Monday, March 4, 2013

Bernie


In the small East Texas town of Carthage, affable assistant funeral director Bernie Tiede (Jack Black) is the only person to successfully befriend wealthy, cantankerous widow Marjorie Nugent (Shirley MacLaine). But as time wears on, Marjorie becomes more and more demanding of Bernie until he finally kills her. Hiding her body in a freezer, he spends the next nine months using her money to do good works. Bernie’s sterling reputation – and the fact that nobody liked Marjorie – provides a challenge to local prosecutor Danny Buck (Matthew McConaughey), who is determined to convict him.

Few directors would have the audacity to turn a fairly recent (mid-1990s) real-life murder case into a dark comedy, but Richard Linklater did just that here. Based on a Texas Monthly article by Skip Hollandsworth (who also wrote the script), Bernie is filmed in a faux-documentary style with various townsfolk sharing recollections of people and events as the film’s story unfolds. Some of these segments are comedic gold – for instance, one man refers to a neighboring town as being full of rednecks he wouldn’t trust to work on his car. But for as funny as the film is, it also feels incredibly manipulative and insensitive. The film tries to make a hero out of someone who shot an 81-year-old woman in the back four times and lived off of her fortune, and that’s something that won’t sit right with viewers who are just the least bit rational.

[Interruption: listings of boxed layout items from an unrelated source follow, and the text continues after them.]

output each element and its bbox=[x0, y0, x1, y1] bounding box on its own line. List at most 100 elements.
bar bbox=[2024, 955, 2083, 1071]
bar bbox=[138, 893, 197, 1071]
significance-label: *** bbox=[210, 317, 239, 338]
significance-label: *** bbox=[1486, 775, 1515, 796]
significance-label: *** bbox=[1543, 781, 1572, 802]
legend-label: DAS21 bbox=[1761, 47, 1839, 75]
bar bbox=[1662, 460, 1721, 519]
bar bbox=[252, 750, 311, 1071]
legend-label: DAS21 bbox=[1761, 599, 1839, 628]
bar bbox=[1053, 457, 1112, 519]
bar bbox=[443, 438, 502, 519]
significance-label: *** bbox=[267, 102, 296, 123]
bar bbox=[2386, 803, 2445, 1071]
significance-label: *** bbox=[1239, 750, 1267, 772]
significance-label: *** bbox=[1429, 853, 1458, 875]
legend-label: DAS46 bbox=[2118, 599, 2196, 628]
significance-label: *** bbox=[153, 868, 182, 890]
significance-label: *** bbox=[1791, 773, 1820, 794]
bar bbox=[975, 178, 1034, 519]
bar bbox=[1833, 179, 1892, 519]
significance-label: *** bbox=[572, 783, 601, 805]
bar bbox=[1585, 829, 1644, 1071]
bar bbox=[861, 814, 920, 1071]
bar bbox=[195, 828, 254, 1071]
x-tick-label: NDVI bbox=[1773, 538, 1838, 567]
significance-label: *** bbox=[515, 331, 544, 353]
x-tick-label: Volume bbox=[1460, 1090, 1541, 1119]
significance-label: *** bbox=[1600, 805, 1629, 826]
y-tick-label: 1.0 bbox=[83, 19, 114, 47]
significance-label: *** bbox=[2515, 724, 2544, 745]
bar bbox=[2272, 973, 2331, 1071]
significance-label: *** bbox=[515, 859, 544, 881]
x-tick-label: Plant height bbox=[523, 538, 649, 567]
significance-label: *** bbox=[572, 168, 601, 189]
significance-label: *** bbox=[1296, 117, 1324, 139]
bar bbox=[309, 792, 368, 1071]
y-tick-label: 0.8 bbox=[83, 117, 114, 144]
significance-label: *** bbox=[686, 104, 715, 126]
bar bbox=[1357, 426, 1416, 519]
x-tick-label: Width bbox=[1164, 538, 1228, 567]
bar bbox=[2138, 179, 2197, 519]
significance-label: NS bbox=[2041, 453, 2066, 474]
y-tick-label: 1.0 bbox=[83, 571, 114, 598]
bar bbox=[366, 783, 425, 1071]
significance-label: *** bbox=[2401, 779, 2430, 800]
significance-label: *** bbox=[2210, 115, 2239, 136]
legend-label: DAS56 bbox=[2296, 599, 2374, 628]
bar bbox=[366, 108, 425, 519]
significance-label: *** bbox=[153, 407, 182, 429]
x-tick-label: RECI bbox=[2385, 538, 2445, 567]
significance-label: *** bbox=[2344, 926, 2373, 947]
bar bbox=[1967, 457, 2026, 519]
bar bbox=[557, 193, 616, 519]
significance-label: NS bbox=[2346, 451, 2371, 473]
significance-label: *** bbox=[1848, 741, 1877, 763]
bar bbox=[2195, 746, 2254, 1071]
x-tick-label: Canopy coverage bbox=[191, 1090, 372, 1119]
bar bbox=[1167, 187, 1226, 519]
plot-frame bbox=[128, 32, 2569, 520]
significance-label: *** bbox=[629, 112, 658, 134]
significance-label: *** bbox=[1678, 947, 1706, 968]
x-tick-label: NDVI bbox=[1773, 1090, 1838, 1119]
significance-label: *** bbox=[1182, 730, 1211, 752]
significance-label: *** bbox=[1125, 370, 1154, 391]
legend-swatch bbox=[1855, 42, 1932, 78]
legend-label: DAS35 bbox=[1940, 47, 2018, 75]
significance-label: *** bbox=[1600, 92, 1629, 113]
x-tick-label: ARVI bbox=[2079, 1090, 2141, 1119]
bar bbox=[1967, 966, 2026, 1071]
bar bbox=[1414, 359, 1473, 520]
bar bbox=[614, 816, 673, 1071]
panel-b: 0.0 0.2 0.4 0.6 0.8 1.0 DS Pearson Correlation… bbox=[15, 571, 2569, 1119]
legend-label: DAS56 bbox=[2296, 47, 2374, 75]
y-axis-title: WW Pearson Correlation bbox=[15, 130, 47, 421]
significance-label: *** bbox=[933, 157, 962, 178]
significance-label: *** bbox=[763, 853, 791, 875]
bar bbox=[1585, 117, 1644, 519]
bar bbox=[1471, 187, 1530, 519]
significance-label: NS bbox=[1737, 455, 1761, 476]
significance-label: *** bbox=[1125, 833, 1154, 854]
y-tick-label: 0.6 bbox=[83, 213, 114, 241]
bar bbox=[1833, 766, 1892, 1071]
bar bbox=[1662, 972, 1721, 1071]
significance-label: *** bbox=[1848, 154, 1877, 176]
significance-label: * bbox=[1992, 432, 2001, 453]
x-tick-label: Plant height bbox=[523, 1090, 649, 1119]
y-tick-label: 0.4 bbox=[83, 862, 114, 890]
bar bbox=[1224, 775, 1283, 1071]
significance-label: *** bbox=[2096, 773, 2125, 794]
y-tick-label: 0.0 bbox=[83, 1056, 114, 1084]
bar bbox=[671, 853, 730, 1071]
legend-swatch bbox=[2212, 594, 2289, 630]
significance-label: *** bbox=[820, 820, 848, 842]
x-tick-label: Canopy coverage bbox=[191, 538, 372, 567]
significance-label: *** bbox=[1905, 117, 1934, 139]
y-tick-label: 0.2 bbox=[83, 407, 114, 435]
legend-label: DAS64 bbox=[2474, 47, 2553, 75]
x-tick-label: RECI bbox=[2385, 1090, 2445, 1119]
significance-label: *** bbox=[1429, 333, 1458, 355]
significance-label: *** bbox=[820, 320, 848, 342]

Despite the flawed premise, Black is picture perfect in the lead role. Those accustomed to seeing him playing bombastic oafs will be shocked by how easily he transforms into a cultured, sensitive, and compassionate pansy. MacLaine is equally good as she portrays Nugent as a loathsome hag who is still quite believable. McConaughy, sporting a bad haircut, tries to appear as the voice of reason, but his prosecutor character is transparently (and appropriately, given the political nature of the job) self-serving. Just as in Dazed and Confused, the actor seems ten times slimier than normal while under Linklater’s direction.

Bernie closes with video of the real Bernie Tiede, now gray haired and sans moustache, serving his days in prison. That he has still kept his same affable expression lends credence to the saying “only in Texas….” In Linklater’s case, perhaps it should be amended to “only by Texans.”